Divided We Speak
The “Divided We Speak” PHSCologram tryptich is a unique collaborative study in sculpture, photography, sound and poetry, based on an audience interactive media symphony in six movements, by Miroslaw Rogola. The work was commissioned and shown by the Museum of Contemporary Art, Chicago in the Fall of 1997.
Divided We Speak has been designed to mimic life in the information age. The viewer activates or encounters seemingly random shards of information (sound, computer, and video images) and through experimentation, movement, and mental engagement, creates a unique experience. Another essential consideration for the artist is that each viewer’s experience of the artwork is different. Thus while in the public space of the museum, each viewer creates a private space.
This exhibition, was mounted to coincide with the annual meeting of the Inter-Society for Electronic Arts (ISEA) in Chicago during the third week of September, explores the edge of technology in a form known as electronic art – artwork realized through computers, video, recorded sound, and other electronic media. Miroslaw Rogala, backed by a team of media innovators and other artists – all major figures in their various fields – has created an interactive multimedia laboratory titled Divided We Speak. This laboratory features the newest in electronic and virtual reality innovations that will be utilized and displayed for the first time in a museum setting. The artist and his team will fine-tune, change, process, and add to the exhibition as it progresses.
When confronted with cutting-edge technologies, both artists and viewers often react with an overriding fascination with the technology itself: how it works, what it can do. Since 1975, however, when he created his first interactive artwork as an art student in Poland, Rogala has aggressively experimented with new technologies and tools to realize his vision. As such, he is well aware of the general fascination with technologies, and a major theme of his work, is that while technologies do bring people together, they can simultaneously separate or divide. The Internet, for example, allows for development of a global community that can communicate virtually instantaneously, yet it also threatens traditional social interaction: most Internet users sit alone, staring into a glowing screen.
Divided We Speak
Alan Cruz, Miroslaw Rogala, Stephan Meyer, Ellen Sandor, Janine Fron
start date: 01/01/1997
end date: 11/01/1997
This artist is interested in people, and in moral and social issues. For him, technology is merely a tool to explore these issues. In the artist’s words: “Can or should a moral or social metaphor be constructed on the fact that far more energy is released by coming together than coming apart? We are confronted with a transitory landscape, where new destructions are continuously stacked. Geographies of minds are transcended – among these ‘rocks’ we look for ourselves.” And in a haunting phrase that is featured in the video portion of the work, the artist states: “Our experience is no longer a continuity.” The barrage of information brought on by the advances in technology leaves us reeling, and making a meaningful whole out of this onslaught seems an overwhelming challenge.
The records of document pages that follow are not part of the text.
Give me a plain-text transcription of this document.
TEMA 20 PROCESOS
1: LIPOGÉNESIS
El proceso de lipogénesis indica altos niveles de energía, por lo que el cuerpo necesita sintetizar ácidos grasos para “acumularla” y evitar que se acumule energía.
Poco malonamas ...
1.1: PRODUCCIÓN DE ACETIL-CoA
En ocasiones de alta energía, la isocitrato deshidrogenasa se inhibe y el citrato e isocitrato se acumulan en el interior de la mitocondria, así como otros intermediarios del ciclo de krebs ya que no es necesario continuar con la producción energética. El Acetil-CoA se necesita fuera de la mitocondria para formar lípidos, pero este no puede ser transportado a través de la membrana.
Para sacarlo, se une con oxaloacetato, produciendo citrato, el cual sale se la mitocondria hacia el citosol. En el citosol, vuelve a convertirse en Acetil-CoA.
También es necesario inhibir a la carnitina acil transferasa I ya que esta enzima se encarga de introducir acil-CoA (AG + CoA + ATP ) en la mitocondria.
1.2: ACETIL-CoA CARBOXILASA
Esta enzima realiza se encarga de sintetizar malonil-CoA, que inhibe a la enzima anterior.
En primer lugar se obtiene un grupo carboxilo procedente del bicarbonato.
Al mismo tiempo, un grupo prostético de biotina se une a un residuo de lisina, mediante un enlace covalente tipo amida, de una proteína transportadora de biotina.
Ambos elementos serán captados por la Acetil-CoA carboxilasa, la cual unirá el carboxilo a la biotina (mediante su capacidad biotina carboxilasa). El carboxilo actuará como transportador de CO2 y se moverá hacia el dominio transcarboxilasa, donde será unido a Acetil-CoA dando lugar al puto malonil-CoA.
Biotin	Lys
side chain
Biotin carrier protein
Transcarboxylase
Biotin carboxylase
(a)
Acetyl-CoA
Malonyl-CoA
The main tool Rogala uses to allow viewers to construct these spaces is the GAMS system invented by Will Bauer, and adapted for this fine arts application by Rogala, Mac Rutan, and Steve Boyer. ‘GAMS’ is an acronym for ‘Gesture And Media System.’ Four ultrasonic speakers provide dynamic ‘mapping’ of the MCA’s Video Gallery with an invisible three-dimensional grid of ultrasonic waves. These waves are controlled by a computer, and activated by special hand-held wands that the visitor can move about the space. Although the eye can see nothing but empty space, the wand receives the ultrasonic waves and triggers the program the artist has designed. Various audio samplings are heard as the wand moves through the space. Sound poet and National Public Radio personality Ken Nordine reads well-known phrases including selections from the book of Genesis (such as ‘And the whole earth was of one language, and of one speech; Let us go down, and there confound their language, that they may not understand one another’s speech”) that can be selected as the participant moves around the space. Jennifer Guo, trained as a Chinese opera singer, can be heard singing in her native language, and sometimes in a duet with innovative vocalist Urszula Dudziak, who pioneered electronic scat singing. Another position on the grid might activate The Lira Ensemble singing a Polish song or performance artist Werner Herterich reading his original poetry. All of these sounds have been carefully selected to “orchestrate” the space – to use the artist’s expression. A goal of the artist during this laboratory is to create a behavioral space which “evolves” as it “learns” how viewers activate the space. So while prolonged activation of the space’s program reveals structure and thus meaning for the viewer. In the end the viewer can decide how he or she wants interpret the piece of art.